Bloomberg Media tunes up ABBA to break down barriers between its ads and subscriber businesses
Bloomberg Media has spent 2020 figuring out how the infrastructure it’s built for its subscription business can support its advertising business, and vice versa.
To accomplish that, Bloomberg Media’s ad operations team has begun using an A/B testing tool called ABBA, originally built in-house beto support Bloomberg’s subscription business, to support the ad team’s work of optimizing its products and campaigns. The data infrastructure that Bloomberg Media’s advertising team uses to identify audience segments for campaigns is now used to build segments used to market to would-be subscribers. The business news publisher’s product teams are also building internal dashboards meant to help both groups understand the impact their products or changes will have on both lines of business.
Those changes are partly the result of those two teams being brought closer together within Bloomberg Media as an organization. Bloomberg Media brought the teams responsible for its digital ad product and ops under chief product officer and global head of digital Julia Beizer, at the end of 2019, a break from previous arrangements where ad product, ad tech and ad operations had previous operated out of Bloomberg Media’s sales group.
Being able to keep teams on the same page is important, particularly as the two groups accelerate the work they do on their own. For example, Bloomberg Media’s ad products group has been working on ways it can optimize and update its ad portfolio more quickly, said Spencer Sloe, the global head of ad product and innovation at Bloomberg Media. This year, Sloe’s team launched an internal framework called the Ad Quality Index that evaluates and compares the effectiveness of the various ad units Bloomberg Media’s ad products team makes to be taken to market.
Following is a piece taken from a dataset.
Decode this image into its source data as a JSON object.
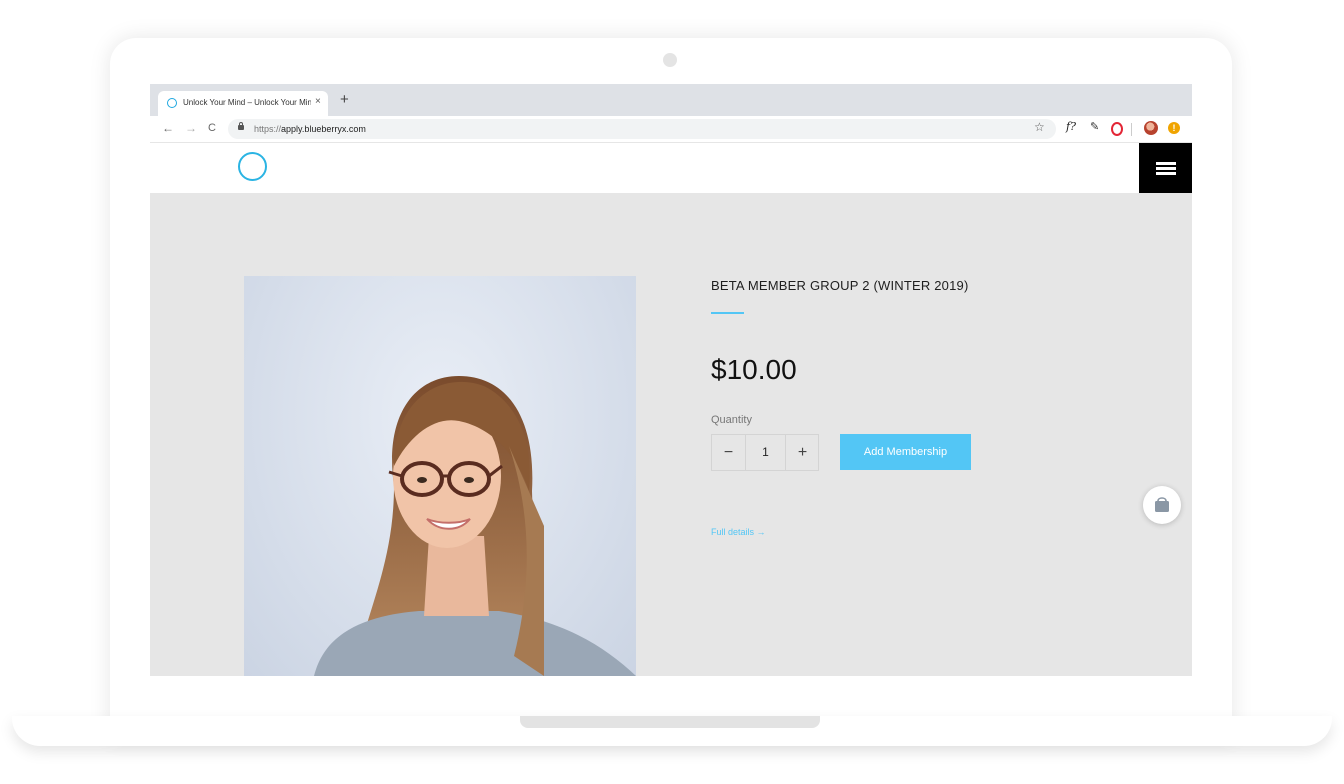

The system is designed to help the team evaluate and compare apples and oranges: the Ad Quality Index grades all Bloomberg Media ad formats against its five most commonly used KPIs, which differ by format. A video ad might include completion rate, while a display format might include interaction rate. AQI then maps the performance to a scale of 1-5 and normalizes the ratings: A completion rate of 80% for a video ad unit might earn that ad unit an AQI score of 3, as would a display ad that generates a click-through rate above 0.5%.
Sloe said the AQI has allowed Bloomberg Media’s ad products team to cycle out nearly 20 under-performing ad products this year, more quickly than it could normally.
Some of those improvements were driven by Bloomberg Media’s use of ABBA, as well as a multi-armed bandit method, which optimizes between multiple choices in real time, to optimize campaigns in shorter timeframes.
That focus on optimization has played a significant role in the growth of Bloomberg’s subscription business, which recently launched its first marketing campaign to support its subscription product. Bloomberg Media now has over 100,000 subscribers paying at least $40 per month — a quarter of its subscribers are on an annual plan, which costs $475 a year —for unlimited access to its content. The company has never publicly shared an exact number of active subscribers.
Bringing subscriptions and advertising closer together ought to become more common as publishers’ revenue diversification efforts mature and both sides achieve a greater understanding of things like the lifetime value of a digital subscription, said Doug Wintz, the founder of DMW Media Works, a consultancy that’s worked with publishers including News Corp., WebMD and Viacom.
“In a perfect world, you’d have one group working together,” Wintz said. “This has been a historical problem, and it’s primarily due to two factors. One is the siloing of business units, and the second is the lack of a cohesive platform that can support both advertising and subscription products.”
Breaking those siloes down takes resources, time, and trust, Wintz said — all which are in short supply in media these days.